A recent study by economists at Bristol University concluded that parents could only have absolute choice in schools if schools were able to expand and contract at will.

Without that they found children tend to get ‘sorted' into different schools, with the most disadvantaged ending up in the most challenging schools.

This ‘sorting' process is one that parents will understand well if they live in an area where too many are chasing too few places in popular schools.

In some parts of the country allowing every child a place in his or her preferred choice would lead to schools of two or three thousand pupils, almost certainly destroying the ethos and character of the school that the parent had chosen in the first place.

What parents want from a good school

In reality parents can only exercise a preference and it would be better if we were honest about this and created a system that allowed parents to exercise that preference, which will almost certainly be for a good local school, fairly?

The most recent large scale study about choice by Which? found that 95 per cent of parents want a good local school near to where they live.

This has been borne out in other surveys and evidence from school campaigns around the country where parents have been united in the view that they didn't want to choose between good or bad schools or indeed compete with other parents to get into the more popular ones, only to then face a long and often disappointing appeals process. Nor did they want to send their children miles on public transport every day.

According to the Which? survey parents share a core idea of what makes a good local school – good teaching and discipline, strong leadership, good facilities and decent exam results

For many parents surveyed, the good local school was one that other parents had confidence in. Peer group perception was as important to many parents as a league table position.

Making school choice fair

In many parts of the country, especially in rural communities, parents have good community schools and distance makes nonsense of choice anyway.

But in some urban areas where the market in schools is very active, parents are often faced with a popular school on their doorstep which they can't get into because it practices selective admissions.

Or they may face a local school that has been deprived of the most able and motivated pupils, who have taken advantage of selective schools elsewhere, and which faces a range of challenging social problems.

If we want to give most parents what they want – a good local school – we need more fairness in the secondary school admission system so that some schools can't pick and choose their pupils at the expense of others.

Then we should move the focus away from creating different types of school and back to focussing on what goes within schools rather than between them.

Giving parents the choice of a good school, wherever they live, requires a relentless focus on leadership, good teaching, high expectations, and good governance.

This could be enhanced by using the falling school roll nationally to provide smaller class sizes.

That may not be compatible with the idea of rapid expansion but most parents would almost certainly relish more individual attention to their children's needs and indeed many pay for that in the private sector.

What makes a school good?

How about more investment in a more relevant, flexible and exciting curriculum? With the relentless emphasis on league tables, tests, standards and ‘contestability' we may have lost sight of a vision of education as an exciting rather than merely bureaucratic process.

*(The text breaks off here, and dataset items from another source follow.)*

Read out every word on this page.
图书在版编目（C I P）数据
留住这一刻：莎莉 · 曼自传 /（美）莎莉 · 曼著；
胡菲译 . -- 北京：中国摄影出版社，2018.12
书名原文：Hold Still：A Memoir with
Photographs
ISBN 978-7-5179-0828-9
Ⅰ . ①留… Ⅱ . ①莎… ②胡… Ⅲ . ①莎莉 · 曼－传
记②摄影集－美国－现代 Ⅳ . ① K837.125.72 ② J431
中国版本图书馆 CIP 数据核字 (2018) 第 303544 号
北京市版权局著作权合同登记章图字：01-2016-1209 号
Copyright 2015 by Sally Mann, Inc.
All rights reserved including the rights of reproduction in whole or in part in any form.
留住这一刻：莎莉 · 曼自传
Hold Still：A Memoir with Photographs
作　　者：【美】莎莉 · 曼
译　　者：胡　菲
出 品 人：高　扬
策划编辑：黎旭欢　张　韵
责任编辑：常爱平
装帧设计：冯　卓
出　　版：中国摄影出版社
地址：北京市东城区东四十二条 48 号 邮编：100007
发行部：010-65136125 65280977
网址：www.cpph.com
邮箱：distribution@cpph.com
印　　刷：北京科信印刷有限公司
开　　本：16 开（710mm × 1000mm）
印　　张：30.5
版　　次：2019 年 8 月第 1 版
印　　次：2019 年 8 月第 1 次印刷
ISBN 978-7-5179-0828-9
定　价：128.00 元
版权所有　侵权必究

This overlooks the fact that many parents, while of course wanting their children to be well grounded in literacy and numeracy, also place huge value on music, sport and other activities like drama and art which are often pushed to the sidelines as schools have no option put to pursue their league table positions.

Ranking schools not just by test results, but by the other things they do well. Allied to fairer admissions and a renewed drive on standards, this would enhance choice and enable parents to make more informed decisions before they exercise those ‘preferences'

Fiona Millar is a school governor, education columnist and chair of the National Family and Parenting Institute.